No Irish newspaper has surpassed the sales of the Sunday Press and none ever will. Launched 70 years ago, on September 4th , 1949, the paper’s circulation peaked in 1963 at well over 500,000 sales, almost equal to the combined current sales of all Irish Sunday newspapers. (Audit Bureau of Circulations figures show that the total average sales of Irish Sunday newspapers during the first half of this year was a little over 500,000).
The 1963 peak was for a December 22nd Sunday Press that contained a four- page full- colour supplement on John Fitzgerald Kennedy, the US president who had been assassinated four weeks previously, less than six months after his visit to Ireland. “Considerably more than half-a-million copies of the paper were printed and distributed, but even this huge production – by far the greatest in the history of the Sunday Press and the greatest single issue ever produced by an Irish newspaper – was not sufficient to meet the demand”, it reported a week later.

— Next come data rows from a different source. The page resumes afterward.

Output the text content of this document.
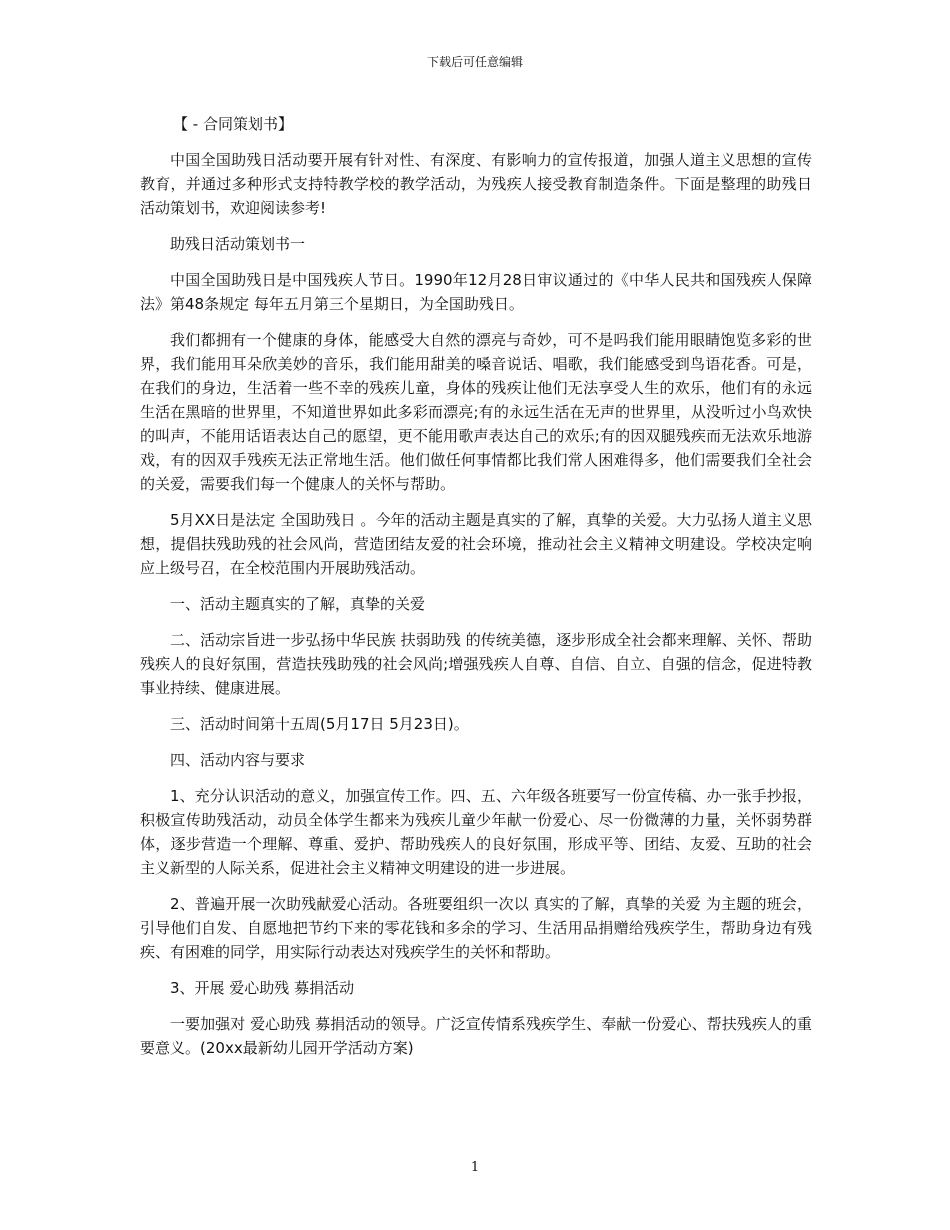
下载后可任意编辑

【 - 合同策划书】

中国全国助残日活动要开展有针对性、有深度、有影响力的宣传报道，加强人道主义思想的宣传教育，并通过多种形式支持特教学校的教学活动，为残疾人接受教育制造条件。下面是整理的助残日活动策划书，欢迎阅读参考!

助残日活动策划书一

中国全国助残日是中国残疾人节日。1990年12月28日审议通过的《中华人民共和国残疾人保障法》第48条规定 每年五月第三个星期日，为全国助残日。

我们都拥有一个健康的身体，能感受大自然的漂亮与奇妙，可不是吗我们能用眼睛饱览多彩的世界，我们能用耳朵欣美妙的音乐，我们能用甜美的嗓音说话、唱歌，我们能感受到鸟语花香。可是，在我们的身边，生活着一些不幸的残疾儿童，身体的残疾让他们无法享受人生的欢乐，他们有的永远生活在黑暗的世界里，不知道世界如此多彩而漂亮;有的永远生活在无声的世界里，从没听过小鸟欢快的叫声，不能用话语表达自己的愿望，更不能用歌声表达自己的欢乐;有的因双腿残疾而无法欢乐地游戏，有的因双手残疾无法正常地生活。他们做任何事情都比我们常人困难得多，他们需要我们全社会的关爱，需要我们每一个健康人的关怀与帮助。

5月XX日是法定 全国助残日 。今年的活动主题是真实的了解，真挚的关爱。大力弘扬人道主义思想，提倡扶残助残的社会风尚，营造团结友爱的社会环境，推动社会主义精神文明建设。学校决定响应上级号召，在全校范围内开展助残活动。

一、活动主题真实的了解，真挚的关爱

二、活动宗旨进一步弘扬中华民族 扶弱助残 的传统美德，逐步形成全社会都来理解、关怀、帮助残疾人的良好氛围，营造扶残助残的社会风尚;增强残疾人自尊、自信、自立、自强的信念，促进特教事业持续、健康进展。

三、活动时间第十五周(5月17日 5月23日)。

四、活动内容与要求

1、充分认识活动的意义，加强宣传工作。四、五、六年级各班要写一份宣传稿、办一张手抄报，积极宣传助残活动，动员全体学生都来为残疾儿童少年献一份爱心、尽一份微薄的力量，关怀弱势群体，逐步营造一个理解、尊重、爱护、帮助残疾人的良好氛围，形成平等、团结、友爱、互助的社会主义新型的人际关系，促进社会主义精神文明建设的进一步进展。

2、普遍开展一次助残献爱心活动。各班要组织一次以 真实的了解，真挚的关爱 为主题的班会，引导他们自发、自愿地把节约下来的零花钱和多余的学习、生活用品捐赠给残疾学生，帮助身边有残疾、有困难的同学，用实际行动表达对残疾学生的关怀和帮助。

3、开展 爱心助残 募捐活动

一要加强对 爱心助残 募捐活动的领导。广泛宣传情系残疾学生、奉献一份爱心、帮扶残疾人的重要意义。(20xx最新幼儿园开学活动方案)

1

Average weekly net sales during the second half of 1963 were 466,599, “an all time record for any daily or Sunday newspaper in Ireland”, and they stayed well above 400,000 every week for the remainder of the 1960s and the first half of the 1970s.
During those years the paper boasted that it was “read in two out of every three houses in the Republic” and “by three in every four adults”.
The Sunday Press was the second of three national newspapers launched by the dominant Irish politician of the 20th century, Eamon de Valera, during the years that he and the party that he founded, Fianna Fáil, were not in power. The seminal Irish Press, launched in 1931, and the Evening Press, first published in 1954, also became bestsellers, but neither came near the sales totals of the Sunday title.
Just four years after its launch, with future Irish Times editor Douglas Gageby as its deputy editor, the Sunday Press described itself in 1953 as “the infant prodigy of Irish journalism”.
Two years later it became “the first Irish newspaper to sell more than 400,000 copies” and it hailed “the greatest net sales ever attained by any newspaper in Ireland”, commanding just over 51 per cent of all Sunday-newspaper sales.
News and sport filled nearly half of the paper, and the features section included full pages of fashion and crossword competitions, as well as a page of cartoons and a page on books, the theatre and the cinema.
Long-serving columnists during its heyday included the Jesuit priest Robert Nash, who wrote each week from 1951 to 1985; journalist and broadcaster Breandán Ó hEithir, whose Irish language column ran until 1963; and the pioneering advice columnist Angela MacNamara, whose Questions Answered appeared from 1963 to1981, (sample headlines: “You won’t find a husband in a dancehall” and “Saint Patrick would be ashamed”.)
Veterans’ accounts of the 1916 Rising and the War of Independence appeared almost every week, backed by regular arguments against the partition of Ireland and for the repatriation of the remains of Sir Roger Casement from Pentonville prison in London.
This led to accusations in the Dáil that the paper was “glorifying the gun’. That same Dáil debate culminated in all parties except Fianna Fáil condemning de Valera for continuing in the role of controlling director of all three Irish Press titles while serving as taoiseach. (Earlier, Brendan Behan, himself a 1940s-IRA veteran, quipped that his instinct on opening the pages of the Sunday Press was to duck lest he be hit by a stray bullet).
Sales fell below 400,000 for the first time in over a dozen years in 1975, the year de Valera died. Decline thereafter was at first gradual and then inexorable. It stopped publishing ABC figures in 1982 and it dropped its claim to have the “Biggest sale in Ireland” in 1988.
The Sunday Press ceased publication in 1995. Among its final, futile attempts to arrest circulation decline was the recruitment of Republic of Ireland international soccer manager Jack Charlton to provide a weekly ghost-written column. Fresh from his World Cup triumph at Italia 90 and en route to the 1994 finals in the US, Charlton was the face of an advertising campaign that proclaimed: “He manages one team; he writes for one newspaper – the Sunday Press”. But when he was asked by an English journalist which newspapers he read, Charlton replied: “If I’m in Ireland I buy a few of the Irish papers — I do a column for one of them but I can’t remember its name”.